Finally, the limited focus
on latency reduction and cacheing
entails lots of slack parallelism
to hide latency as well as lots
of memory bandwidth; both require
a higher cost for building the
machine.
Explain the
thread state and management
scheme used in Tera computer.
Ans:-
Thread State and Mangement:-
Figure shows that each thread
has the following states associated
with it:
One 64-bits stream status word
(SSW);
Thirty-two-64-bit general-purpose
registers (R0-R31).
Eight 64-bit target registers(T0-T7).
Context switching is so rapid
that the processor has no time
to swap the processor-resident
thread state. Instead, it has
128 of everything, i.e., 128
SSWs, 4096 general-purpose registers,
and 1024 target registers.
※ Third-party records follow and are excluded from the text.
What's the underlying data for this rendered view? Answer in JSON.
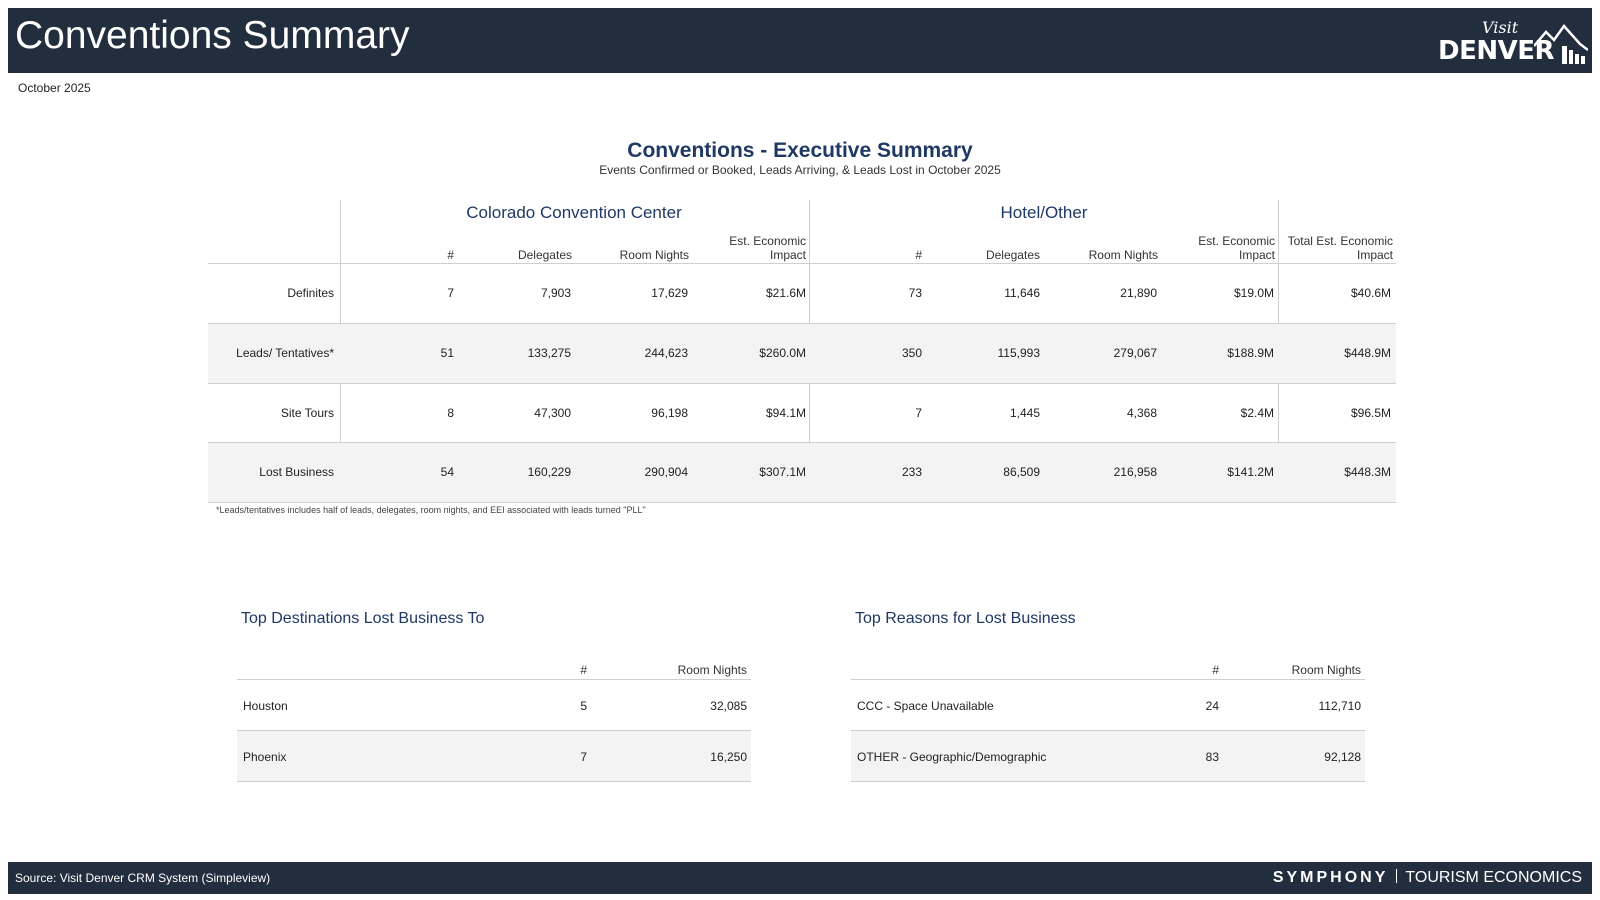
{
  "header": {
    "title": "Conventions Summary",
    "logo_visit": "Visit",
    "logo_denver": "DENVER",
    "period": "October 2025"
  },
  "exec": {
    "title": "Conventions - Executive Summary",
    "subtitle": "Events Confirmed or Booked, Leads Arriving, & Leads Lost in October 2025",
    "groups": {
      "ccc": "Colorado Convention Center",
      "hotel": "Hotel/Other"
    },
    "columns": {
      "count": "#",
      "delegates": "Delegates",
      "room_nights": "Room Nights",
      "eei_line1": "Est. Economic",
      "eei_line2": "Impact",
      "total_line1": "Total Est. Economic",
      "total_line2": "Impact"
    },
    "rows": [
      {
        "label": "Definites",
        "ccc_count": "7",
        "ccc_delegates": "7,903",
        "ccc_rn": "17,629",
        "ccc_eei": "$21.6M",
        "h_count": "73",
        "h_delegates": "11,646",
        "h_rn": "21,890",
        "h_eei": "$19.0M",
        "total": "$40.6M"
      },
      {
        "label": "Leads/ Tentatives*",
        "ccc_count": "51",
        "ccc_delegates": "133,275",
        "ccc_rn": "244,623",
        "ccc_eei": "$260.0M",
        "h_count": "350",
        "h_delegates": "115,993",
        "h_rn": "279,067",
        "h_eei": "$188.9M",
        "total": "$448.9M"
      },
      {
        "label": "Site Tours",
        "ccc_count": "8",
        "ccc_delegates": "47,300",
        "ccc_rn": "96,198",
        "ccc_eei": "$94.1M",
        "h_count": "7",
        "h_delegates": "1,445",
        "h_rn": "4,368",
        "h_eei": "$2.4M",
        "total": "$96.5M"
      },
      {
        "label": "Lost Business",
        "ccc_count": "54",
        "ccc_delegates": "160,229",
        "ccc_rn": "290,904",
        "ccc_eei": "$307.1M",
        "h_count": "233",
        "h_delegates": "86,509",
        "h_rn": "216,958",
        "h_eei": "$141.2M",
        "total": "$448.3M"
      }
    ],
    "footnote": "*Leads/tentatives includes half of leads, delegates, room nights, and EEI associated with leads turned \"PLL\""
  },
  "destinations": {
    "title": "Top Destinations Lost Business To",
    "col_count": "#",
    "col_rn": "Room Nights",
    "rows": [
      {
        "name": "Houston",
        "count": "5",
        "rn": "32,085"
      },
      {
        "name": "Phoenix",
        "count": "7",
        "rn": "16,250"
      }
    ]
  },
  "reasons": {
    "title": "Top Reasons for Lost Business",
    "col_count": "#",
    "col_rn": "Room Nights",
    "rows": [
      {
        "name": "CCC - Space Unavailable",
        "count": "24",
        "rn": "112,710"
      },
      {
        "name": "OTHER - Geographic/Demographic",
        "count": "83",
        "rn": "92,128"
      }
    ]
  },
  "footer": {
    "source": "Source: Visit Denver CRM System (Simpleview)",
    "brand_symphony": "SYMPHONY",
    "brand_te": "TOURISM ECONOMICS"
  }
}
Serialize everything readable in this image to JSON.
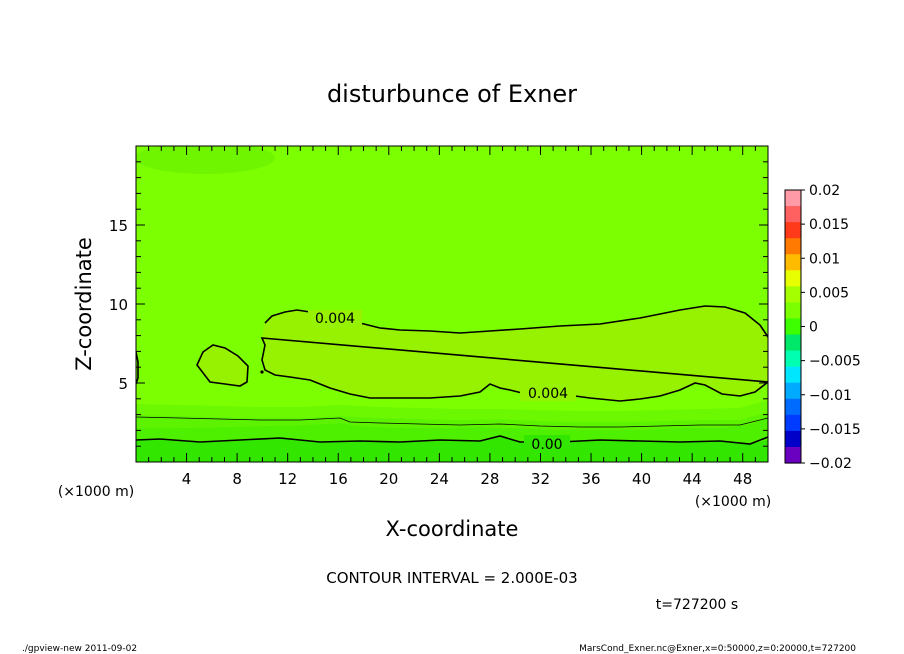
{
  "chart_data": {
    "type": "contour",
    "title": "disturbunce of Exner",
    "xlabel": "X-coordinate",
    "ylabel": "Z-coordinate",
    "x_unit": "(×1000 m)",
    "y_unit": "(×1000 m)",
    "xlim": [
      0,
      50
    ],
    "ylim": [
      0,
      20
    ],
    "x_ticks": [
      4,
      8,
      12,
      16,
      20,
      24,
      28,
      32,
      36,
      40,
      44,
      48
    ],
    "y_ticks": [
      5,
      10,
      15
    ],
    "contour_interval_text": "CONTOUR INTERVAL = 2.000E-03",
    "time_text": "t=727200 s",
    "colorbar": {
      "ticks": [
        "0.02",
        "0.015",
        "0.01",
        "0.005",
        "0",
        "−0.005",
        "−0.01",
        "−0.015",
        "−0.02"
      ],
      "colors": [
        "#ff9aa6",
        "#ff6060",
        "#ff3a1a",
        "#ff7a00",
        "#ffbb00",
        "#e7ff00",
        "#a6ff00",
        "#7cff00",
        "#3dff00",
        "#00e86a",
        "#00ffb0",
        "#00e6ff",
        "#00aaff",
        "#006cff",
        "#003cff",
        "#0000c8",
        "#6a00c0"
      ]
    },
    "contour_labels": [
      {
        "text": "0.004",
        "x": 14.8,
        "z": 9.1
      },
      {
        "text": "0.004",
        "x": 29.5,
        "z": 4.3
      },
      {
        "text": "0.00",
        "x": 29.5,
        "z": 1.1
      }
    ],
    "field_regions": [
      {
        "range": "0.002 to 0.004",
        "color": "#7cff00"
      },
      {
        "range": "0.004 to 0.006",
        "color": "#96f200"
      },
      {
        "range": "0 to 0.002",
        "color": "#4ef000"
      },
      {
        "range": "-0.002 to 0",
        "color": "#32e600"
      }
    ]
  },
  "footer": {
    "left": "./gpview-new   2011-09-02",
    "right": "MarsCond_Exner.nc@Exner,x=0:50000,z=0:20000,t=727200"
  }
}
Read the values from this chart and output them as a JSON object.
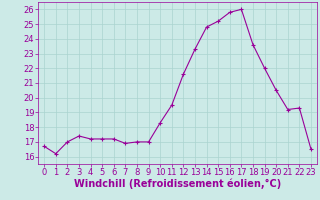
{
  "x": [
    0,
    1,
    2,
    3,
    4,
    5,
    6,
    7,
    8,
    9,
    10,
    11,
    12,
    13,
    14,
    15,
    16,
    17,
    18,
    19,
    20,
    21,
    22,
    23
  ],
  "y": [
    16.7,
    16.2,
    17.0,
    17.4,
    17.2,
    17.2,
    17.2,
    16.9,
    17.0,
    17.0,
    18.3,
    19.5,
    21.6,
    23.3,
    24.8,
    25.2,
    25.8,
    26.0,
    23.6,
    22.0,
    20.5,
    19.2,
    19.3,
    16.5
  ],
  "line_color": "#990099",
  "marker": "+",
  "marker_size": 3,
  "marker_lw": 0.8,
  "bg_color": "#cceae7",
  "grid_color": "#aad4d0",
  "xlabel": "Windchill (Refroidissement éolien,°C)",
  "xlabel_color": "#990099",
  "xlabel_fontsize": 7,
  "tick_color": "#990099",
  "tick_fontsize": 6,
  "ylim": [
    15.5,
    26.5
  ],
  "xlim": [
    -0.5,
    23.5
  ],
  "yticks": [
    16,
    17,
    18,
    19,
    20,
    21,
    22,
    23,
    24,
    25,
    26
  ],
  "xticks": [
    0,
    1,
    2,
    3,
    4,
    5,
    6,
    7,
    8,
    9,
    10,
    11,
    12,
    13,
    14,
    15,
    16,
    17,
    18,
    19,
    20,
    21,
    22,
    23
  ]
}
It
is appropriate to compare these
registers in both quantity and
function to vector registersor
words of caches in other architectures.
In all three cases, the objective
is to improve locality and avoid
reloading data.
Program addresses are 32 bits
in length. Each thread’s
current program counter is located
in the lower half of its SSW.
The upper half describes various
modes (e.g., floating-point
rounding, lookhead disable),
the trap disable mask (e.g.,
data alignment, floating overflow),
and the four most recently generated
condition codes.
The target registers are used
as branch targets. The format
of the target registers is identical
to that of the SSW, through
most control transfer operations
use only the low 32 bits to
determine a new PC. Separating
the determination of the branch
target address from the decision
to branch allows the hardware
to prefetch instructions at
the branch targets, thus avoiding
delay when the branch decision
is made.
One target register(T0) points
to the trap handler which is
nominally an unprivileged program.
When a trap occurs, the effect
is as if a co routine call to
a T0 had been executed. This
makes trap handling extremely
lightweight and independent
of the operating system. Trap
handlers can be changed by the
user to achieve specific trap
capabilities and priorities
without loss of efficiency.